Still, if you can scare up a copy from somewhere, that might well be of some help.
 


Tonguez

A suffusion of yellow
Traps and Monster upgrades is what I wondering about - how do you intend to rule on the ability of your goblins to build and use traps to protect themselves from PCs and is there an ability to recruit bigger badder monsters to their cause?
 

gamerprinter

Mapper/Publisher
Traps and Monster upgrades is what I wondering about - how do you intend to rule on the ability of your goblins to build and use traps to protect themselves from PCs and is there an ability to recruit bigger badder monsters to their cause?

Well in the link I posted, the goblin in question was a new recruit for an existing dungeon management company operated by an orge magi (as boss), with a full staff including a vampiress second in command, a priest necromancer, a master trapsmith, even some fighters and spellcasters to serve as intelligent dungeon encounters.
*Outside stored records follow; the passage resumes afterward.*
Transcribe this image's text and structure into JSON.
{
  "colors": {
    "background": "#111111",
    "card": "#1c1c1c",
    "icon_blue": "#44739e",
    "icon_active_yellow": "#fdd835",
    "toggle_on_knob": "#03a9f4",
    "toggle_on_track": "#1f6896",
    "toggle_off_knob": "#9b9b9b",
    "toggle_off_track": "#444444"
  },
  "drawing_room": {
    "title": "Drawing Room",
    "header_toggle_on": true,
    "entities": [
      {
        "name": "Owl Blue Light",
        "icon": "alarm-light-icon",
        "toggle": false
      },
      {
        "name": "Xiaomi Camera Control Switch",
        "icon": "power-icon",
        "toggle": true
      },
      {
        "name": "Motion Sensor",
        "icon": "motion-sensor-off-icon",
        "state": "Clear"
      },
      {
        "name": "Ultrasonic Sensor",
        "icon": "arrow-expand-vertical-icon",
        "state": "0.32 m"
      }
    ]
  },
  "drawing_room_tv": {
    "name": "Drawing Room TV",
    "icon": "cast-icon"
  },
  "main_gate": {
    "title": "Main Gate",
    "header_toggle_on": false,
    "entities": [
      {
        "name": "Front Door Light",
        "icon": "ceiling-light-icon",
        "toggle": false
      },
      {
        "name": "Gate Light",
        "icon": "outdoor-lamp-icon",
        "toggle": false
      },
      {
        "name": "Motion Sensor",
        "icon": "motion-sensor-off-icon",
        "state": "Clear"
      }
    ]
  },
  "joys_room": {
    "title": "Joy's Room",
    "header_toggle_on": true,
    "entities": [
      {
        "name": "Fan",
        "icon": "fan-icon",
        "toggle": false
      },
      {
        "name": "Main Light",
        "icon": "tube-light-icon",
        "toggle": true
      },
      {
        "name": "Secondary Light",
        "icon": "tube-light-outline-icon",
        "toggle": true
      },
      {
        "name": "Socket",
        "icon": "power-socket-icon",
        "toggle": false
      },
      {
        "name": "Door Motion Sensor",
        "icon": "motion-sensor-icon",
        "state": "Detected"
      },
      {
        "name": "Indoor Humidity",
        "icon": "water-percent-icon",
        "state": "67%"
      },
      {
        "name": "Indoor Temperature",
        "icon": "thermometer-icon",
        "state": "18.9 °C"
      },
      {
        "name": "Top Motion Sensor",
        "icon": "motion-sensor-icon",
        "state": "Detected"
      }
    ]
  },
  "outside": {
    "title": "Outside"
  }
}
The setup was this was a deep dungeon with a dozen or more levels claimed by a group of powerful mindflayers (who operated the five lowest levels of the dungeon), these mind-flayers lease the upper 4 levels to the dungeon management company. Part of that company's required initial investment was to possess a certain amount of gold and magic item treasure that is used seed the dungeon with booty. The hope is less successful adventure parties use the facilities, but are killed by monsters, traps, magic, and their existing carried magic items and wealth becomes the profit revenue stream for the dungeon management company. As stated the concept was very gonzo and tongue and cheek, but it was a fun way to handle this concept.